Do I miss those days? Sure. Do I think we'd be a better, stronger nation and species if more people knew how to do more stuff? Absolutely. And I'll manifest that within my sphere of influence.

I've taught my son to do repairs as needed. It's been a help for him. So yeah.

But some things are just better, and they become dominant, and the older alternatives fade away until only the "weirdos" know them. It's been the case for quite a while know where the cheapest digital clock keeps better time than all but the most expensive analog ones, and runs essentially forever with minimal care. I've pulled $5 gas-station watches out of drawers where they've sat for years, with the battery so run down that you have to hold it JUST SO to see the digits, and it's still within a minute of network time.

Oh yes - I'm not a curmudgeon, I'm just a knowledge sponge. The only reason for an old school watch is as a status symbol, but indeed, a whole lot of technology is exceptionally superior.

A comparison is my new Jeep. Traction control that allows me to move on glare ice -better remember it still takes 10X distance to stop - an illustration that shows technology allows a lot, but better know some basic physics. It automatically senses snow, or mud, or rocks for 4 wheel drive - although I can still manually invoke them. So getting stuck is not an option in most cases. Big disc brakes with ceramic pads - I now consider that a must for rock driving, especially going downhill.

Yes I appreciate the new tech - so much better in so many cases.

But then again, I was the kid who read the encyclopedia as a kid, and financially support Wikipedia now. I just find knowledge useful.

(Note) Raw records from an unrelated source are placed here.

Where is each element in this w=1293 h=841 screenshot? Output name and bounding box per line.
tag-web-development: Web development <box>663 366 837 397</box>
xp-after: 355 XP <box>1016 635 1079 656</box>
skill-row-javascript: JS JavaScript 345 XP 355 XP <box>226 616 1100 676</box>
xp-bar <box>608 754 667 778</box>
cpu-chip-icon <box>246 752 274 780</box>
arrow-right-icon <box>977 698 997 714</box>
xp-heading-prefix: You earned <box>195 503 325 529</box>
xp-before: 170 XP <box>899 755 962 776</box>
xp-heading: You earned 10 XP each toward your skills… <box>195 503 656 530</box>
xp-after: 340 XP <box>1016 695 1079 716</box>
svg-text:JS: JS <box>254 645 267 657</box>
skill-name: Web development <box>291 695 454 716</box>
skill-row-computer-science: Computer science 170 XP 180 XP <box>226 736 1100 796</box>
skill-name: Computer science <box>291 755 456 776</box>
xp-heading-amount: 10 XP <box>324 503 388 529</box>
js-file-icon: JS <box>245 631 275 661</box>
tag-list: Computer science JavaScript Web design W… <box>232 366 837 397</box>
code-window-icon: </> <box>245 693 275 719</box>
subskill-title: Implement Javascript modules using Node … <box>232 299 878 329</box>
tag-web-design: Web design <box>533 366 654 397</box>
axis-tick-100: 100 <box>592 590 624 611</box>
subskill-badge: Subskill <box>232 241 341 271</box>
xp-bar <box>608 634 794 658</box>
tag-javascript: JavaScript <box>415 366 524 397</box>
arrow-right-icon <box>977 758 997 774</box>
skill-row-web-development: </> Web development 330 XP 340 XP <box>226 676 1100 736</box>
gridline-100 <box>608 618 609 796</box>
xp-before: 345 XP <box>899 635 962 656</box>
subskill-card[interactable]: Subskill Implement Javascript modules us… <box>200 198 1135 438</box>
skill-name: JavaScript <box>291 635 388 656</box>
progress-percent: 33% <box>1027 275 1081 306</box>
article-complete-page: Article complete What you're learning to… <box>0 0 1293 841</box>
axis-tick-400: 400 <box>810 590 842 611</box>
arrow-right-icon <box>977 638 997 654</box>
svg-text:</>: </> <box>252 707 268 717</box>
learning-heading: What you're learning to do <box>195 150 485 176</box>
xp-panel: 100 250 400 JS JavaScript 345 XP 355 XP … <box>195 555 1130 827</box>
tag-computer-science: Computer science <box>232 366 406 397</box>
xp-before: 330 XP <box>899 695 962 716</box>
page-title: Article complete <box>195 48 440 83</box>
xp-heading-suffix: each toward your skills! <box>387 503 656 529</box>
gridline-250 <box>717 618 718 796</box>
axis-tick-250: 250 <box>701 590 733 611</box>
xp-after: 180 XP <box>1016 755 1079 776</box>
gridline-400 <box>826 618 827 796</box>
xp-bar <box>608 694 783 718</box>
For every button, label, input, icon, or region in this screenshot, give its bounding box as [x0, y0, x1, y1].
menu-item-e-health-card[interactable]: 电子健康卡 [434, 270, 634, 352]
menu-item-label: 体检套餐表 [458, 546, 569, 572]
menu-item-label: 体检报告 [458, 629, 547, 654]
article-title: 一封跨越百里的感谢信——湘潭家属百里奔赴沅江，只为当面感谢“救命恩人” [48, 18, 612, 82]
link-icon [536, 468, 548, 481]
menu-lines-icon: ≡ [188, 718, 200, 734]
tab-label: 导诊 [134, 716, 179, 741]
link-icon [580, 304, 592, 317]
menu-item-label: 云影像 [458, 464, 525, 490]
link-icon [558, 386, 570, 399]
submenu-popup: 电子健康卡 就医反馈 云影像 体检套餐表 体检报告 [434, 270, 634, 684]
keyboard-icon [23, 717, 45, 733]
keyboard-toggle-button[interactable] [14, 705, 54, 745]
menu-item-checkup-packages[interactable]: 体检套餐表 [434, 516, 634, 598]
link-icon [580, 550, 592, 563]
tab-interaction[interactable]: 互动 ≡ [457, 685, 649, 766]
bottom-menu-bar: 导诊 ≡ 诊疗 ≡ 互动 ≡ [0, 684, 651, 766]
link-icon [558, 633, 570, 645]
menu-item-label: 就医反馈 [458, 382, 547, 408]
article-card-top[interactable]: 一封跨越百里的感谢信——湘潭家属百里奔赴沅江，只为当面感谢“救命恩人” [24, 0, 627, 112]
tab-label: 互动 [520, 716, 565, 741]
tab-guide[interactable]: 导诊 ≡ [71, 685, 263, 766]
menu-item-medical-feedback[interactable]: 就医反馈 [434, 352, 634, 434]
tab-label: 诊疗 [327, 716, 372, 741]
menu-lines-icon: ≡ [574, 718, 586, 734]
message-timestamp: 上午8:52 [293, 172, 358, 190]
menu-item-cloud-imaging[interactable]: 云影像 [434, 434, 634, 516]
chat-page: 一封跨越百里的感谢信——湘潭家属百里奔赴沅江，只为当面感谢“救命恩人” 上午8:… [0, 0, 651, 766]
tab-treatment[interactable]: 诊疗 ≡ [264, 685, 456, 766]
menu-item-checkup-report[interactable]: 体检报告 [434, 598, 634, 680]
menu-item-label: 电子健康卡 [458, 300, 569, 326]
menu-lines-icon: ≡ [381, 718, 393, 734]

Comment Re: This is a parody, right? (Score 1) 249

Uh no, that is not remotely what I said. I said that it's not weird for people to not have knowledge of things for which they have no use. Times change, being able to read an analogue clock used to be an essential life skill, now it is not. Of course it is natural, not weird, that more and more people never learn (or forget) how to do it. How you could possibly construe that in the way you did I have no idea. By all means fill your head with whatever knowledge you like. Learn to tell the time by the sun and stars, if you like. There are loads of forgotten skills that almost everybody used to know and now almost nobody does. It's not a bad thing, it's just a change.

The idea is weird for me. And what I do think is weird is to blindly accept what is thrown at us, blissfully ignorant of what we are doing. But in this world, reality TV is more important than knowing things - at least for some. I can read digital clocks. I can read analog clocks, I can read sundials, I can read gnomons. I can design and build a reasonably accurate water clock, and read the time from that. I can locate by sextant. Others believe all knowledge from the past is irrelevant.

Ignorance is not a flex, ignorance leads to acceptance of banality, and makes for manipulable people. My peers find very little knowledge is of no use. Perhaps yours do not. But yes, You can do you, and it is right for you.